The confidence in his blue eyes replaced by fear, the same fear she saw in Ottilia Stenlund, as if the Kurtzon brothers were physically present in the room.
‘They haven’t been here. I have a duty of confidentiality, and I would never . . .’
‘Of course they’ve been here,’ Malin says, trying to convey both icy detachment and sympathy in her voice. ‘I can understand if you were frightened,’ she goes on. ‘You must have been more than aware of what they’re capable of.’

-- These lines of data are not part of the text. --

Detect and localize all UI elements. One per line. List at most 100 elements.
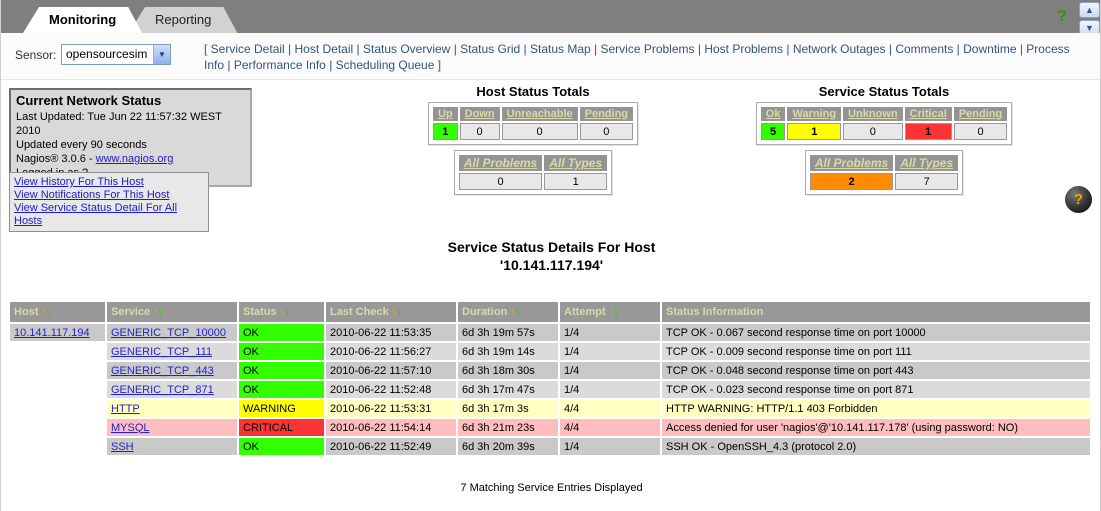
nav-link-service-detail[interactable]: Service Detail [211, 42, 285, 56]
detail-title-line1: Service Status Details For Host [1, 238, 1101, 256]
host-cell [10, 381, 105, 398]
column-header-status: Status↑↓ [239, 302, 324, 322]
host-cell [10, 362, 105, 379]
service-link[interactable]: GENERIC_TCP_871 [111, 384, 214, 396]
attempt-cell: 4/4 [560, 419, 660, 436]
attempt-cell: 1/4 [560, 324, 660, 341]
totals-header-all-types[interactable]: All Types [900, 156, 953, 170]
host-link[interactable]: 10.141.117.194 [14, 327, 90, 339]
sensor-select[interactable]: opensourcesim ▼ [61, 44, 171, 65]
totals-header-pending[interactable]: Pending [959, 108, 1002, 120]
host-cell [10, 343, 105, 360]
service-row-generic_tcp_871: GENERIC_TCP_871OK2010-06-22 11:52:486d 3… [10, 381, 1090, 398]
view-link[interactable]: View History For This Host [14, 176, 204, 189]
tab-reporting[interactable]: Reporting [129, 7, 237, 33]
last-check-cell: 2010-06-22 11:53:31 [326, 400, 456, 417]
nav-link-network-outages[interactable]: Network Outages [793, 42, 886, 56]
nav-band: Sensor: opensourcesim ▼ [ Service Detail… [1, 33, 1101, 80]
totals-header-warning[interactable]: Warning [792, 108, 836, 120]
sort-descending-icon[interactable]: ↓ [46, 307, 51, 318]
status-information-cell: SSH OK - OpenSSH_4.3 (protocol 2.0) [662, 438, 1090, 455]
service-link[interactable]: SSH [111, 441, 134, 453]
duration-cell: 6d 3h 17m 47s [458, 381, 558, 398]
host-cell [10, 419, 105, 436]
view-link[interactable]: View Service Status Detail For All Hosts [14, 202, 204, 228]
duration-cell: 6d 3h 19m 57s [458, 324, 558, 341]
totals-header-unreachable[interactable]: Unreachable [507, 108, 573, 120]
duration-cell: 6d 3h 20m 39s [458, 438, 558, 455]
nav-link-scheduling-queue[interactable]: Scheduling Queue [336, 58, 435, 72]
attempt-cell: 4/4 [560, 400, 660, 417]
sort-descending-icon[interactable]: ↓ [285, 307, 290, 318]
status-information-cell: TCP OK - 0.023 second response time on p… [662, 381, 1090, 398]
totals-header-down[interactable]: Down [465, 108, 495, 120]
chevron-down-icon[interactable]: ▼ [153, 45, 170, 64]
service-totals-summary-table: All ProblemsAll Types27 [805, 150, 963, 195]
host-totals-title: Host Status Totals [393, 84, 673, 99]
column-header-status-information: Status Information [662, 302, 1090, 322]
sort-descending-icon[interactable]: ↓ [397, 307, 402, 318]
service-link[interactable]: GENERIC_TCP_443 [111, 365, 214, 377]
nagios-org-link[interactable]: www.nagios.org [96, 153, 174, 165]
host-cell [10, 438, 105, 455]
update-interval-text: Updated every 90 seconds [16, 138, 245, 152]
totals-value-unknown: 0 [843, 123, 903, 140]
totals-value-warning: 1 [787, 123, 841, 140]
host-cell [10, 400, 105, 417]
nagios-version-text: Nagios® 3.0.6 - www.nagios.org [16, 152, 245, 166]
service-link[interactable]: GENERIC_TCP_111 [111, 346, 212, 358]
nav-link-status-grid[interactable]: Status Grid [460, 42, 520, 56]
status-cell: WARNING [239, 400, 324, 417]
nav-link-status-map[interactable]: Status Map [530, 42, 591, 56]
totals-header-all-types[interactable]: All Types [549, 156, 602, 170]
status-cell: OK [239, 362, 324, 379]
nav-link-host-detail[interactable]: Host Detail [295, 42, 354, 56]
host-totals-summary-table: All ProblemsAll Types01 [454, 150, 612, 195]
service-cell: GENERIC_TCP_10000 [107, 324, 237, 341]
view-link[interactable]: View Notifications For This Host [14, 189, 204, 202]
column-header-attempt: Attempt↑↓ [560, 302, 660, 322]
nav-link-performance-info[interactable]: Performance Info [234, 58, 326, 72]
host-cell: 10.141.117.194 [10, 324, 105, 341]
status-information-cell: TCP OK - 0.067 second response time on p… [662, 324, 1090, 341]
service-link[interactable]: MYSQL [111, 422, 150, 434]
nav-link-service-problems[interactable]: Service Problems [600, 42, 694, 56]
nav-link-status-overview[interactable]: Status Overview [363, 42, 450, 56]
totals-header-pending[interactable]: Pending [585, 108, 628, 120]
context-help-icon[interactable]: ? [1065, 186, 1092, 213]
sort-descending-icon[interactable]: ↓ [515, 307, 520, 318]
service-row-generic_tcp_10000: 10.141.117.194GENERIC_TCP_10000OK2010-06… [10, 324, 1090, 341]
totals-header-ok[interactable]: Ok [766, 108, 781, 120]
nav-link-comments[interactable]: Comments [895, 42, 953, 56]
sensor-selected-value: opensourcesim [66, 47, 147, 61]
totals-value-up: 1 [433, 123, 458, 140]
service-cell: GENERIC_TCP_443 [107, 362, 237, 379]
column-header-duration: Duration↑↓ [458, 302, 558, 322]
status-information-cell: HTTP WARNING: HTTP/1.1 403 Forbidden [662, 400, 1090, 417]
last-check-cell: 2010-06-22 11:54:14 [326, 419, 456, 436]
network-status-title: Current Network Status [16, 93, 245, 108]
nav-link-downtime[interactable]: Downtime [963, 42, 1016, 56]
service-link[interactable]: GENERIC_TCP_10000 [111, 327, 226, 339]
detail-title: Service Status Details For Host '10.141.… [1, 238, 1101, 274]
totals-header-all-problems[interactable]: All Problems [464, 156, 537, 170]
service-link[interactable]: HTTP [111, 403, 140, 415]
totals-header-all-problems[interactable]: All Problems [815, 156, 888, 170]
help-icon[interactable]: ? [1057, 8, 1067, 26]
attempt-cell: 1/4 [560, 362, 660, 379]
attempt-cell: 1/4 [560, 343, 660, 360]
column-header-last-check: Last Check↑↓ [326, 302, 456, 322]
totals-header-up[interactable]: Up [438, 108, 453, 120]
nav-link-host-problems[interactable]: Host Problems [704, 42, 783, 56]
last-check-cell: 2010-06-22 11:52:48 [326, 381, 456, 398]
scroll-up-icon[interactable]: ▲ [1079, 2, 1100, 18]
totals-value-ok: 5 [761, 123, 786, 140]
duration-cell: 6d 3h 19m 14s [458, 343, 558, 360]
sort-descending-icon[interactable]: ↓ [614, 307, 619, 318]
duration-cell: 6d 3h 21m 23s [458, 419, 558, 436]
sort-descending-icon[interactable]: ↓ [158, 307, 163, 318]
totals-header-critical[interactable]: Critical [910, 108, 947, 120]
service-status-table-header: Host↑↓Service↑↓Status↑↓Last Check↑↓Durat… [10, 302, 1090, 322]
tab-monitoring[interactable]: Monitoring [23, 7, 142, 33]
totals-header-unknown[interactable]: Unknown [848, 108, 898, 120]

‘I’ve got a wife and two young children,’ Jörgen Stålsten says. ‘What could I do? They came in here in their bespoke suits, those reptilian eyes, and showed me pictures of my children that they’d got some photographer to take. That was enough. I knew what they wanted: the details of what was in Josefina’s will. I got the feeling that was the first they’d heard about the existence of the girls in Linköping. That Josefina had given birth to twins. And now she was planning to leave everything to the girls, everything that she was going to get from her father, and they weren’t mentioned at all.’
‘Don’t blame yourself,’ Malin says.
‘Why are you asking me about this? Do you think the Kurtzon brothers are behind the bombing, and the murder of the girls’ adoptive mother? That Henry and Leopold would be capable of doing anything like that?’
Neither Malin nor Zeke answers at once, just look at each other first, before Malin says: ‘That’s one of the theories we’re taking into consideration.’
‘What do you think?’ Zeke asks. ‘Could they do something like that?’
‘I can tell you this much,’ Jörgen Stålsten says. ‘I got the impression that they were capable of anything when they were here. They seemed to have crossed some sort of boundary. That when it comes to protecting their money, and making sure they get their hands on the family fortune, there was nothing they wouldn’t do, because without money the very foundation of their lives would vanish. You know, like Karl Vennberg wrote, “Deep inside the darkest gloom . . .”’
‘“. . .you have to fight for your life.”’ Malin completes the quote for him.